Imagen del interior de la sede a Roma del sindicato CGIL, asaltada sábado por neofascistas
11/10/2021
2 min

“Ha habido cierta pérdida en el consenso internacional sobre qué son los derechos humanos”. “En cinco años hemos visto una explosión de la represión de la palabra libre”. Las dos frases son de Carles Torner, hasta hace poco director ejecutivo del PEN Club Internacional, y corresponden a la entrevista que abre la sección de Cultura. Torner puede aportar la panorámica mundial que le concede el cargo que ha ocupado durante siete años, especialmente sobre la libertad de expresión y los graves problemas que tienen muchos escritores. Pero no solo. Se ha encontrado con un estallido generalizado que hace retroceder derechos fundamentales, el momento cero del cual él sitúa en el triunfo electoral de Donald Trump en 2016. 

Más allá del momento y el personaje exactos, la clave es cuando el discurso ultra, extremista y reduccionista accede al poder o a cuotas de poder, o bien –cosa que no es menor– cuando hay una asunción parcial de este discurso por parte de un aspirante al poder, aunque se sirva de aquel solo para acceder a este. Del primer caso serían ejemplos Vox; el partido que lidera la coalición de gobierno en Polonia, Ley y Justicia; el Fidesz húngaro de Viktor Orbán, y la Lega de Matteo Salvini, entre otros. En cuanto al segundo, en realidad no son pocos los partidos o los líderes políticos que han flirteado con posiciones más propias de los extremos, sobre todo en inmigración o territorialidad. Lo hace el PP de Casado y Díaz Ayuso, lo hace Boris Johnson, lo ha hecho el austríaco Sebastian Kurz hasta que ha dimitido investigado por corrupción.

El discurso, el argumentario, puede estar más o menos edulcorado, puede haber pasado o no por manso de expertos para ajustar el negro sobre blanco y para encontrar las palabras precisas y evitar las innecesarias. Pero en cualquier caso genera un clima en el cual los colectivos más radicales se sienten impunes y legitimados, en primera instancia para exhibirse y, con el tiempo, para empezar a intimidar.

Hace tres semanas vimos una manifestación nazi –con gritos inconfundibles de “Sieg heil”– que campaba por el barrio madrileño de Chueca intentando intimidar y amenazar a la comunidad LGTBI, convocada por colectivos que deberían haber levantado sospenchas en cualquier responsable para, al menos, una vez autorizada, desplazarla un par de kilómetros.
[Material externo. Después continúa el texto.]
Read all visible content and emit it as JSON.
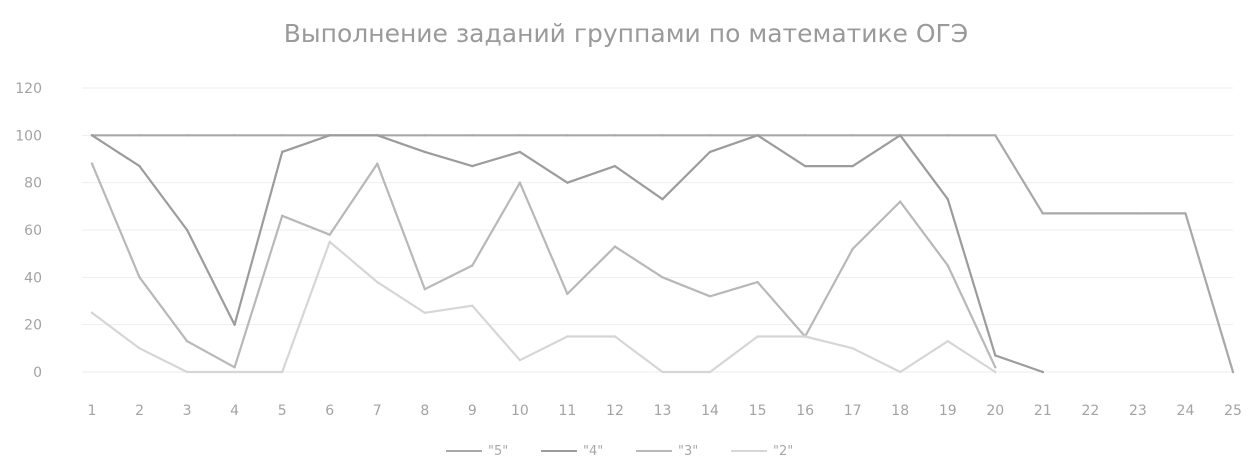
{
  "chart_data": {
    "type": "line",
    "title": "Выполнение заданий группами по математике ОГЭ",
    "xlabel": "",
    "ylabel": "",
    "categories": [
      "1",
      "2",
      "3",
      "4",
      "5",
      "6",
      "7",
      "8",
      "9",
      "10",
      "11",
      "12",
      "13",
      "14",
      "15",
      "16",
      "17",
      "18",
      "19",
      "20",
      "21",
      "22",
      "23",
      "24",
      "25"
    ],
    "ylim": [
      0,
      120
    ],
    "yticks": [
      "0",
      "20",
      "40",
      "60",
      "80",
      "100",
      "120"
    ],
    "grid": "off",
    "legend_position": "bottom",
    "series": [
      {
        "name": "\"5\"",
        "color": "#a8a8a8",
        "values": [
          100,
          100,
          100,
          100,
          100,
          100,
          100,
          100,
          100,
          100,
          100,
          100,
          100,
          100,
          100,
          100,
          100,
          100,
          100,
          100,
          67,
          67,
          67,
          67,
          0
        ]
      },
      {
        "name": "\"4\"",
        "color": "#9c9c9c",
        "values": [
          100,
          87,
          60,
          20,
          93,
          100,
          100,
          93,
          87,
          93,
          80,
          87,
          73,
          93,
          100,
          87,
          87,
          100,
          73,
          7,
          0,
          null,
          null,
          null,
          null
        ]
      },
      {
        "name": "\"3\"",
        "color": "#b8b8b8",
        "values": [
          88,
          40,
          13,
          2,
          66,
          58,
          88,
          35,
          45,
          80,
          33,
          53,
          40,
          32,
          38,
          15,
          52,
          72,
          45,
          2,
          null,
          null,
          null,
          null,
          null
        ]
      },
      {
        "name": "\"2\"",
        "color": "#d6d6d6",
        "values": [
          25,
          10,
          0,
          0,
          0,
          55,
          38,
          25,
          28,
          5,
          15,
          15,
          0,
          0,
          15,
          15,
          10,
          0,
          13,
          0,
          null,
          null,
          null,
          null,
          null
        ]
      }
    ]
  }
}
Y el sábado se pudo observar un paso más. En Roma había convocadas protestas contra la vacunación. Aprovechando el contexto, grupos de neofascistas de Forza Nuova lanzaron cohetes y bombas de humo contra la sede del gobierno, el Palacio Chigi, y después asaltaron a golpes un hospital y la sede de el principal sindicato italiano, el CGIL. 
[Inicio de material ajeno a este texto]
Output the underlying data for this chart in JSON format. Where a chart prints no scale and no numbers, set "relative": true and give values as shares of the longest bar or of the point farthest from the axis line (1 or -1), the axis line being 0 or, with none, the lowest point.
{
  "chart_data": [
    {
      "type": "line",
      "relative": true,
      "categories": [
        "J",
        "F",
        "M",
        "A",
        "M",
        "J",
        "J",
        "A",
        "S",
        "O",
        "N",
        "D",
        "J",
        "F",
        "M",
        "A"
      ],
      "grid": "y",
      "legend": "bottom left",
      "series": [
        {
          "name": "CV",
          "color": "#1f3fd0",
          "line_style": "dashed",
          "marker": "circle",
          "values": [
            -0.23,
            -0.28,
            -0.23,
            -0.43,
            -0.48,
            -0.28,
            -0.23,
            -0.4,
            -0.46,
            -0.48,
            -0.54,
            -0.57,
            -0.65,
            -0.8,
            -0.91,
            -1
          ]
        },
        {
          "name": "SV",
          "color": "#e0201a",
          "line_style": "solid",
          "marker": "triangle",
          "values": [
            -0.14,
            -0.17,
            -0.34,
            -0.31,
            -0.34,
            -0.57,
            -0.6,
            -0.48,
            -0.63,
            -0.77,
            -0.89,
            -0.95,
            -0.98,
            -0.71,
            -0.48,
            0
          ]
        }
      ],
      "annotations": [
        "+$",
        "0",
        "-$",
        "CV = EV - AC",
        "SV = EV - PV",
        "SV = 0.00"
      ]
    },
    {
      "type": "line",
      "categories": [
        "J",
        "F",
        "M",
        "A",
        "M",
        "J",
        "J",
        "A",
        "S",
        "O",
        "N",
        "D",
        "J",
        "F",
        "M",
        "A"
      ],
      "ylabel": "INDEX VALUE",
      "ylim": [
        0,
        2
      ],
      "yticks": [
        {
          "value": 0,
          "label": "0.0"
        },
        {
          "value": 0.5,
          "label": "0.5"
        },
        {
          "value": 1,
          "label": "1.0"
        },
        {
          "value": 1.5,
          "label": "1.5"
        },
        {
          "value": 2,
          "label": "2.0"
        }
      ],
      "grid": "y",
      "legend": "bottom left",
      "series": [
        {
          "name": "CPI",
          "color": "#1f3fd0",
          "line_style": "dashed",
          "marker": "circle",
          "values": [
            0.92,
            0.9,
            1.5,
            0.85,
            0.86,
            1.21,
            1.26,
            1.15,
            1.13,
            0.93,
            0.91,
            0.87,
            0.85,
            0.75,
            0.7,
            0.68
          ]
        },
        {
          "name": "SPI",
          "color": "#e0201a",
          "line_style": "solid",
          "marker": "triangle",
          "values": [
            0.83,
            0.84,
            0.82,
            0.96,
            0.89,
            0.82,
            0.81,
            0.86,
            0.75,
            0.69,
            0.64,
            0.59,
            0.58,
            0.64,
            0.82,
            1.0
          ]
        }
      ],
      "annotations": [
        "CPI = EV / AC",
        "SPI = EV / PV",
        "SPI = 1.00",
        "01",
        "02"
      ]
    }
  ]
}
Son dos ejemplos de un crescendo que no nos puede dejar indiferentes como sociedad. La inmigración, las crisis económicas y, ahora también, la pandemia, acaban tensionando las sociedades. Y en la tensión se multiplican los ultras; lo hacían hace años en el fútbol y lo hacen ahora en más ámbitos. Todo el mundo juega con la libertad de expresión, todo el mundo se hace un vestido a medida. La tarea de las sociedades es ver qué discursos invitan a la reflexión y cuáles solo a la reacción.